I have two sets from Guava HashMultimap.values().

I need to find out if there's an intersection of these two non-empty sets with the best possible time complexity.

I don't need to know about the common elements, just if there's at least one common element.

I was thinking of using Sets.intersection(), but it has time complexity O(m+n). Can we find out whether there's a common element without creating the entire intersection?

Something like (pseudocode):

set.intersection(set2).any()

The data set is pretty big and this operation happens within a loop, and hence performance is paramount.

With the normal JDK, this is just

!Collections.disjoint(set1, set2)

This bails immediately if an element is found in common.

(Although -- for what it's worth -- Sets.intersection is lazier than you realize. It returns a view in constant time, and its isEmpty() method would also bail immediately upon finding the first element in common, so it'd be just as efficient.)

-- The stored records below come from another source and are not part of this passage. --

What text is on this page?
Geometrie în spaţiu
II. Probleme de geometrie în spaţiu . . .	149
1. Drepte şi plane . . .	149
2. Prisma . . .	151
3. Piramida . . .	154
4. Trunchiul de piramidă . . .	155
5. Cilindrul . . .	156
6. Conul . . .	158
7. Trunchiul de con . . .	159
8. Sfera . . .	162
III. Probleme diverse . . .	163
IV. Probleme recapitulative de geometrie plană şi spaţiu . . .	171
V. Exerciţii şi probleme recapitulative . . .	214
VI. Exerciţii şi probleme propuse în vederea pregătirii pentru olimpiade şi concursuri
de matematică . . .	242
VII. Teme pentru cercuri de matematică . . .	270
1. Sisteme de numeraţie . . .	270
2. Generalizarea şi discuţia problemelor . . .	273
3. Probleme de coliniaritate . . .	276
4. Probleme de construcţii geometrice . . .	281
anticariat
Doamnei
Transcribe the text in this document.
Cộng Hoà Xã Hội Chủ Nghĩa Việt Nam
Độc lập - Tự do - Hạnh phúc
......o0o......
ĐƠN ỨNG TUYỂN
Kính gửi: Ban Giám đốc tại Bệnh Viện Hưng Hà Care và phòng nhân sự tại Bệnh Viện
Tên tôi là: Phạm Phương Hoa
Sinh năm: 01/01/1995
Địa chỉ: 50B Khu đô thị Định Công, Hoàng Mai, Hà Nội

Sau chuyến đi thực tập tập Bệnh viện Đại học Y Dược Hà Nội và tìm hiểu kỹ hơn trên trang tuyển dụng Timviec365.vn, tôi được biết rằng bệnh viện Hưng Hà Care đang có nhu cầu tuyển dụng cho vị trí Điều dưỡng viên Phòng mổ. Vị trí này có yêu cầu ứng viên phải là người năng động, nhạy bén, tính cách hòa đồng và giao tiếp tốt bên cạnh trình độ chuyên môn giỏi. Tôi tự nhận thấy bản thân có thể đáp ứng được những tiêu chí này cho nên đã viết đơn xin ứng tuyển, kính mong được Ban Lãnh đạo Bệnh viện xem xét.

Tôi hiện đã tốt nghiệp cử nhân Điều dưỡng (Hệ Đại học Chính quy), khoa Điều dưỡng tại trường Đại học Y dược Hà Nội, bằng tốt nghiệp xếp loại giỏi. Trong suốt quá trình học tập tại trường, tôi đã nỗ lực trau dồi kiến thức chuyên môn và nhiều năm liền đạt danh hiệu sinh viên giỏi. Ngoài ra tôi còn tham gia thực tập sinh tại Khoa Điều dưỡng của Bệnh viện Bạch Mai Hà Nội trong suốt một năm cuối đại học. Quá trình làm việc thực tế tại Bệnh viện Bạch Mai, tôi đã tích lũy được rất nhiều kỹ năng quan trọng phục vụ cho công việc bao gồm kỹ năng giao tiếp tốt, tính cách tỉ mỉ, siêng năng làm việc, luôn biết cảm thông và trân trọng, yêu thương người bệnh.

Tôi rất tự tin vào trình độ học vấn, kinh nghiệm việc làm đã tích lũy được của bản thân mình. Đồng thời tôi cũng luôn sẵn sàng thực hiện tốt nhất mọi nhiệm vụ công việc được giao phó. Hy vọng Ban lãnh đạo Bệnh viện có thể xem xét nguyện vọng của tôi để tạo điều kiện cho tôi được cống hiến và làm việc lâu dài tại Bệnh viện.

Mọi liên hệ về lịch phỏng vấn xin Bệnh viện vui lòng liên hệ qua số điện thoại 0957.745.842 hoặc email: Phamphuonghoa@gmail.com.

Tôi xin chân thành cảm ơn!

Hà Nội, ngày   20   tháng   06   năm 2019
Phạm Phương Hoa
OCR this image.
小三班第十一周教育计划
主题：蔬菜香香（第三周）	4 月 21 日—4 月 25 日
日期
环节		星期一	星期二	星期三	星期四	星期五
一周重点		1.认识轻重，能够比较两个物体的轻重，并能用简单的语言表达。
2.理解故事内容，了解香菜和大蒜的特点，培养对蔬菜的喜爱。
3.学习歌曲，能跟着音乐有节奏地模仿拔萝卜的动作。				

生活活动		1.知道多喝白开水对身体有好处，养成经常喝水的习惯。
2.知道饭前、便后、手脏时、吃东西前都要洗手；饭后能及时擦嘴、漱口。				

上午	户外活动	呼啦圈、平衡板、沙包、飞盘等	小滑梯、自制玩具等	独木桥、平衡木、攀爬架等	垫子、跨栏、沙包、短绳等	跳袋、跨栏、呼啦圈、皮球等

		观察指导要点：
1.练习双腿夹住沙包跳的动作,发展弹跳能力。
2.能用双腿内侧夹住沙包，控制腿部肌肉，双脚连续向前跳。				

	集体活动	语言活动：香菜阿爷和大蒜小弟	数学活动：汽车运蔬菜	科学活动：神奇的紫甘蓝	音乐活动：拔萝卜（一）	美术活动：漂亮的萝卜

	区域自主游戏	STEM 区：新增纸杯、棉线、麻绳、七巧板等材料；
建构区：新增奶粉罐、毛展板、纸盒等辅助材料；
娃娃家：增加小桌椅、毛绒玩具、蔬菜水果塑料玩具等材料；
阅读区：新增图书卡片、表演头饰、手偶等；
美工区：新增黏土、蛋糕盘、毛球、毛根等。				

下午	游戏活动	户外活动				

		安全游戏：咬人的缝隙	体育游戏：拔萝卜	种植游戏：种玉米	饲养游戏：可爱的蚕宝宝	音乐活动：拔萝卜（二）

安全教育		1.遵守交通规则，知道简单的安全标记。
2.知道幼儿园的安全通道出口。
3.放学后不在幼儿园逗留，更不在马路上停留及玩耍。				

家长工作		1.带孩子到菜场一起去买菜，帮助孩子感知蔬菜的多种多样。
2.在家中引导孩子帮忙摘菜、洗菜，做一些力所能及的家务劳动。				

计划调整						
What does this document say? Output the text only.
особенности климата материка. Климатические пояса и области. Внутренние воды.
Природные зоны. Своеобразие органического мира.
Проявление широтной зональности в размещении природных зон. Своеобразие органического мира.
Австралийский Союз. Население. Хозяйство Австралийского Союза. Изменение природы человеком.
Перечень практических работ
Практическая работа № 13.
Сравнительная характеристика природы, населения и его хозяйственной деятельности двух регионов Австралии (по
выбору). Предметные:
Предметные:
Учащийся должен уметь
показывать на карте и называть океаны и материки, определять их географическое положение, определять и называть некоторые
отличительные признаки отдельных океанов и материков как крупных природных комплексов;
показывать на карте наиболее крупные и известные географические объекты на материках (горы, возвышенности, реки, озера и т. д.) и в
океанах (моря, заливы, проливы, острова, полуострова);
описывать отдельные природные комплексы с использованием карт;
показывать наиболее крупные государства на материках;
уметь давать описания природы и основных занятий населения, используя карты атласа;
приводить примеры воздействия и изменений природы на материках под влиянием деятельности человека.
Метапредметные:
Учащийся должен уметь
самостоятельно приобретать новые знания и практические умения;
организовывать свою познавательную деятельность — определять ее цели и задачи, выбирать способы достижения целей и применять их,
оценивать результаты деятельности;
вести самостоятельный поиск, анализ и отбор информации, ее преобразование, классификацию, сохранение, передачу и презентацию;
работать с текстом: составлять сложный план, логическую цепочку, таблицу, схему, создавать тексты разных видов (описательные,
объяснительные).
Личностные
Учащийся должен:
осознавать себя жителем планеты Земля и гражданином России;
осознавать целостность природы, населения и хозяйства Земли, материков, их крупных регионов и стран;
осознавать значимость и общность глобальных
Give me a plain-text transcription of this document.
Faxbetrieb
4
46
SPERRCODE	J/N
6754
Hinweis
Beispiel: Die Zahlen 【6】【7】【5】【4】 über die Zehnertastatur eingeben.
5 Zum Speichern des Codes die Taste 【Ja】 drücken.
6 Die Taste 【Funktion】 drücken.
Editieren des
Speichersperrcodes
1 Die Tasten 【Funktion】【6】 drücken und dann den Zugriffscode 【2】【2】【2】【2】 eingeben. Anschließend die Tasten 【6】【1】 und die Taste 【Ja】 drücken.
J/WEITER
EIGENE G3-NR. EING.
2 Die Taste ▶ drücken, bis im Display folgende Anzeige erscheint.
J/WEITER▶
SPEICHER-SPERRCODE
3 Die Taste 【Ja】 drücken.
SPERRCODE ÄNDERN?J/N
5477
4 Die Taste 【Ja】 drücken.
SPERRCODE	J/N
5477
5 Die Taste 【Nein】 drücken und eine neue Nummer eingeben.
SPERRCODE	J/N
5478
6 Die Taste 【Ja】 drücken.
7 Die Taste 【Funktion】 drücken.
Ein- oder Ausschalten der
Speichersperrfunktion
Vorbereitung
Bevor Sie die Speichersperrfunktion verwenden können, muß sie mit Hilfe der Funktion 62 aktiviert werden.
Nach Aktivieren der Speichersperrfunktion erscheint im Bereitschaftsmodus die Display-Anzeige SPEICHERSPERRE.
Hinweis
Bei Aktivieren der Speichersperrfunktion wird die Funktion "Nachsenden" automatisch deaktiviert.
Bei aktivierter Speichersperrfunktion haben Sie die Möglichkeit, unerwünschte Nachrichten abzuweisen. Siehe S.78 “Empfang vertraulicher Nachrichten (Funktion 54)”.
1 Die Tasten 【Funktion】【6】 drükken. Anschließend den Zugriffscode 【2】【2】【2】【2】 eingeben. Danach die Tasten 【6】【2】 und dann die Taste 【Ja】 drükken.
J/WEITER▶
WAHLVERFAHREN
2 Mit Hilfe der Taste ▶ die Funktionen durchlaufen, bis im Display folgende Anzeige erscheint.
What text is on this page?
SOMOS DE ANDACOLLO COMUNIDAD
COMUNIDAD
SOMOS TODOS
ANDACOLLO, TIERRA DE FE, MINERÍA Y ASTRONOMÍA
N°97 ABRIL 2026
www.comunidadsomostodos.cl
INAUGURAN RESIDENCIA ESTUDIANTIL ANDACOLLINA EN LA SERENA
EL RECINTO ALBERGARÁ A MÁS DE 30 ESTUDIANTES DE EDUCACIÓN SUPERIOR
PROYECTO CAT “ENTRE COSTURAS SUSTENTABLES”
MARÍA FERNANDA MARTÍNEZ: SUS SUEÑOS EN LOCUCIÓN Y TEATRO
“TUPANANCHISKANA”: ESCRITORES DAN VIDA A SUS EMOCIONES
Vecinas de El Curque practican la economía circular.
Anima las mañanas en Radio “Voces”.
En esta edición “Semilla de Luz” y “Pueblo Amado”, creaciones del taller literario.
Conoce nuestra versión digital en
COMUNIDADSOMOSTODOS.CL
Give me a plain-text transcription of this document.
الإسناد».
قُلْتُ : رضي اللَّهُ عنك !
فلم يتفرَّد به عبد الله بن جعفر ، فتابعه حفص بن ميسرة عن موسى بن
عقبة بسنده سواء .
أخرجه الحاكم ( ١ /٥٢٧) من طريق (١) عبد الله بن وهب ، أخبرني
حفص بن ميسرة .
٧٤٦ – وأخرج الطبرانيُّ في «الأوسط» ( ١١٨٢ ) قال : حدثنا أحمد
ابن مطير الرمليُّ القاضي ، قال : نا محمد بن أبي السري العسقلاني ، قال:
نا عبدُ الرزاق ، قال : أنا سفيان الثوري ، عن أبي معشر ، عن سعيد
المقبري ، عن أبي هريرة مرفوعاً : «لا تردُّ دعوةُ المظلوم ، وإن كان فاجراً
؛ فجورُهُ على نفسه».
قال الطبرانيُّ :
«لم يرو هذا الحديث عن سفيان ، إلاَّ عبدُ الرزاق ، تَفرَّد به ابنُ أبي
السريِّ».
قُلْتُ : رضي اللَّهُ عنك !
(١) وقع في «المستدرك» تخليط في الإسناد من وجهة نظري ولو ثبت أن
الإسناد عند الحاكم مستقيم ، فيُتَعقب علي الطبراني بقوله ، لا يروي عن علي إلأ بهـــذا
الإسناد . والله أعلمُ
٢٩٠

You may use Collection#retainAll().

Retains only the elements in this collection that are contained in the specified collection (optional operation). In other words, removes from this collection all of its elements that are not contained in the specified collection.

It can be done with the best case time complexity Ω(1) with Stream API.

We can create a stream over the elements from the fist set, and check each element against the second set using anyMatch().

boolean hasIntersection = set1.stream().anyMatch(set2::contains);

Streams are lazy, and anyMatch() - is a short-circuit terminal operation, which means that after the first element for which the predicate passed as argument would be evaluated to true the stream would terminate producing the resulting value, and all remained elements would not be processed.